It’s official – Pacific View Arts Center has a mission and a new name

The Pacific View project took a major step forward at the November 15 meeting of the Encinitas City Council when three major aspects were approved – the ex-elementary school has a new name, a succinct mission statement, and specific purposes for each classroom, as seen in the illustration below.

Amidst a largely celebratory atmosphere, public speakers, many of whom helped bring the project to fruition over the last decade, offered their suggestions and congratulations. The Grand Opening date is slated for mid-2024.

The meeting agenda with reports is here, and video of the Pacific View item at the meeting is here.

Here’s the story from Barbara Henry of the Encinitas Advocate.

Encinitas arts facility gains a name, mission and classroom use plans

City seeks to recognize volunteers who spent years bringing project to fruition

By Barbara Henry, Encinitas Advocate

The city of Encinitas’ future arts facility now has an official name, mission statement and plans for the use of each of its classroom spaces.

The City Council put its stamp of approval on these items Wednesday, Nov. 15. Council members also asked city employees to look into ways to reward the volunteer arts organization that devoted years to the project before the city took it over. Mayor Tony Kranz said members of the group — Encinitas Arts, Culture and Ecology Alliance — ought to be allowed to host classes for free in the arts facility, while Councilmember Joy Lyndes said they should at least receive city recognition for their years of labor at the site.

“It’s my view they were the heart and soul … that really pushed (the project) forward,” she said.

Encinitas purchased the arts facility site — the old Pacific View school — from the Encinitas Union School District in 2014 for $10 million.
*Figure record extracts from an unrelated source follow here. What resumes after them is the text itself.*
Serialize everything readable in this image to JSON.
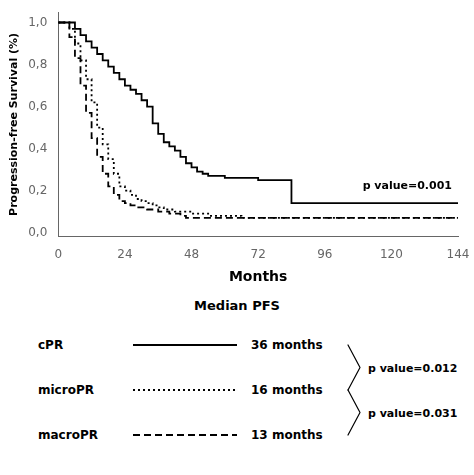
{
  "chart_data": {
    "type": "step",
    "xlabel": "Months",
    "ylabel": "Progression-free Survival (%)",
    "xlim": [
      0,
      144
    ],
    "ylim": [
      -0.02,
      1.05
    ],
    "xticks": [
      0,
      24,
      48,
      72,
      96,
      120,
      144
    ],
    "yticks": [
      {
        "value": 0.0,
        "label": "0,0"
      },
      {
        "value": 0.2,
        "label": "0,2"
      },
      {
        "value": 0.4,
        "label": "0,4"
      },
      {
        "value": 0.6,
        "label": "0,6"
      },
      {
        "value": 0.8,
        "label": "0,8"
      },
      {
        "value": 1.0,
        "label": "1,0"
      }
    ],
    "grid": false,
    "color": "#000000",
    "annotation": "p value=0.001",
    "legend": "bottom",
    "legend_title": "Median PFS",
    "comparisons": [
      "p value=0.012",
      "p value=0.031"
    ],
    "series": [
      {
        "name": "cPR",
        "median": "36 months",
        "line_style": "solid",
        "x": [
          0,
          6,
          8,
          10,
          12,
          14,
          16,
          18,
          20,
          22,
          24,
          26,
          28,
          30,
          32,
          34,
          36,
          38,
          40,
          42,
          44,
          46,
          48,
          50,
          52,
          54,
          60,
          66,
          72,
          74,
          76,
          80,
          84,
          90,
          144
        ],
        "values": [
          1.0,
          1.0,
          0.97,
          0.94,
          0.91,
          0.88,
          0.85,
          0.82,
          0.79,
          0.76,
          0.73,
          0.7,
          0.68,
          0.66,
          0.63,
          0.6,
          0.52,
          0.47,
          0.43,
          0.41,
          0.39,
          0.36,
          0.33,
          0.31,
          0.29,
          0.28,
          0.27,
          0.26,
          0.26,
          0.25,
          0.25,
          0.25,
          0.25,
          0.14,
          0.14
        ]
      },
      {
        "name": "microPR",
        "median": "16 months",
        "line_style": "dotted",
        "x": [
          0,
          4,
          6,
          8,
          10,
          12,
          14,
          16,
          18,
          20,
          22,
          24,
          26,
          28,
          30,
          32,
          34,
          36,
          38,
          40,
          42,
          44,
          46,
          48,
          54,
          60,
          66,
          72,
          78,
          84,
          90,
          96,
          144
        ],
        "values": [
          1.0,
          1.0,
          0.97,
          0.9,
          0.82,
          0.73,
          0.62,
          0.5,
          0.42,
          0.35,
          0.28,
          0.22,
          0.2,
          0.18,
          0.16,
          0.15,
          0.14,
          0.13,
          0.12,
          0.11,
          0.11,
          0.1,
          0.1,
          0.1,
          0.09,
          0.08,
          0.08,
          0.07,
          0.07,
          0.07,
          0.07,
          0.07,
          0.07
        ]
      },
      {
        "name": "macroPR",
        "median": "13 months",
        "line_style": "dashed",
        "x": [
          0,
          4,
          6,
          8,
          10,
          12,
          14,
          16,
          18,
          20,
          22,
          24,
          26,
          28,
          30,
          32,
          34,
          36,
          38,
          40,
          42,
          44,
          46,
          48,
          54,
          60,
          66,
          72,
          84,
          96,
          144
        ],
        "values": [
          1.0,
          1.0,
          0.93,
          0.83,
          0.7,
          0.57,
          0.45,
          0.36,
          0.28,
          0.22,
          0.18,
          0.15,
          0.14,
          0.13,
          0.12,
          0.12,
          0.11,
          0.11,
          0.1,
          0.1,
          0.09,
          0.09,
          0.08,
          0.07,
          0.07,
          0.07,
          0.07,
          0.07,
          0.07,
          0.07,
          0.07
        ]
      }
    ]
  }
}
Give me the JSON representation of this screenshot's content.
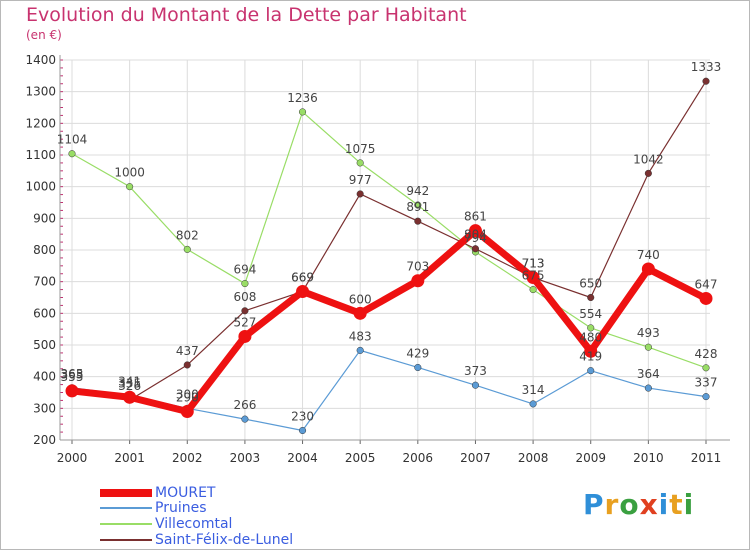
{
  "title": "Evolution du Montant de la Dette par Habitant",
  "unit": "(en €)",
  "logo": {
    "text": "Proxiti",
    "letters": [
      "P",
      "r",
      "o",
      "x",
      "i",
      "t",
      "i"
    ],
    "colors": [
      "#2f8fd8",
      "#e8a020",
      "#3aa040",
      "#e04020",
      "#2f8fd8",
      "#e8a020",
      "#3aa040"
    ]
  },
  "chart_data": {
    "type": "line",
    "title": "Evolution du Montant de la Dette par Habitant",
    "ylabel": "(en €)",
    "xlabel": "",
    "categories": [
      "2000",
      "2001",
      "2002",
      "2003",
      "2004",
      "2005",
      "2006",
      "2007",
      "2008",
      "2009",
      "2010",
      "2011"
    ],
    "yticks": [
      200,
      300,
      400,
      500,
      600,
      700,
      800,
      900,
      1000,
      1100,
      1200,
      1300,
      1400
    ],
    "ylim": [
      200,
      1400
    ],
    "grid": true,
    "legend": "bottom-left",
    "series": [
      {
        "name": "MOURET",
        "color": "#ee1111",
        "values": [
          355,
          335,
          290,
          527,
          669,
          600,
          703,
          861,
          713,
          480,
          740,
          647
        ]
      },
      {
        "name": "Pruines",
        "color": "#5b9bd5",
        "values": [
          365,
          341,
          300,
          266,
          230,
          483,
          429,
          373,
          314,
          419,
          364,
          337
        ]
      },
      {
        "name": "Villecomtal",
        "color": "#99dd66",
        "values": [
          1104,
          1000,
          802,
          694,
          1236,
          1075,
          942,
          794,
          675,
          554,
          493,
          428
        ]
      },
      {
        "name": "Saint-Félix-de-Lunel",
        "color": "#7a3030",
        "values": [
          363,
          326,
          437,
          608,
          669,
          977,
          891,
          804,
          713,
          650,
          1042,
          1333
        ]
      }
    ]
  }
}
The property, which stretches across an entire downtown city block on Third Street between E and F streets, hadn’t been used as a school since 2003.

Initially, city officials vowed that the city’s investment would be limited to the $10 million purchase price and the place would be independently managed and funded, but that proved challenging given permitting and insurance issues. Ultimately, after years of hosting volunteer work parties and trying to make the aging building usable, the arts alliance group asked the city to step in and take it over.

The city then hired a contractor in 2022 to completely renovate the building to make it more earthquake-proof, as well as adding a new roof, a fire sprinkler system, flooring, countertops and lighting fixtures. That $4.56 million project currently is scheduled to conclude in June, and the place will then open to the public.

It’s been referred to as the “Pacific View Cultural Arts Center,” but on Wednesday the council decided to drop “cultural” and just call it the Pacific View Arts Center. Councilmember Bruce Ehlers said simpler was better, and other council members stressed that they wanted the place to be as inclusive of all types of artistic activities as possible. Kranz suggested adding surfboard art classes, digital editing programs and quilting instruction to the list of course options.

The facility’s newly approved mission statement declares that the arts center will: “Empower the community to cultivate artistic expression.” Towards that end, each of the building’s eight classroom spaces will have a theme. City employees conducted community surveys and worked with the city’s Arts Commission to develop the room themes, which will be used on a trial basis the first year the center is open.

Rooms 1 and 2 will be the visual arts areas. Classes could include painting, print making and sculpture.

Rooms 3 and 4 will be the performing arts spaces and will have mirrors on the walls. There won’t be room for a small stage, but the rooms could host dance and improvisational theater classes, city employees said.

Rooms 5 and 6 will be dedicated to music and broadcast, and plans call for special lighting and a recording space.

Room 7 will house fibers arts programming — sewing, lacemaking, costume design, weaving, quilting and other fabric-related courses.

The final room, Room 8, will be set aside for literary, healing and floral arts programs.

Initially, the programming at the new arts center may overlap with some of what’s currently occurring at the city’s Community & Senior Center, but that will shift over time, city parks employees said Wednesday. The community center, with its carpeting and large decorative fish tanks, has often been seen more as a meeting room place than a messy arts project area.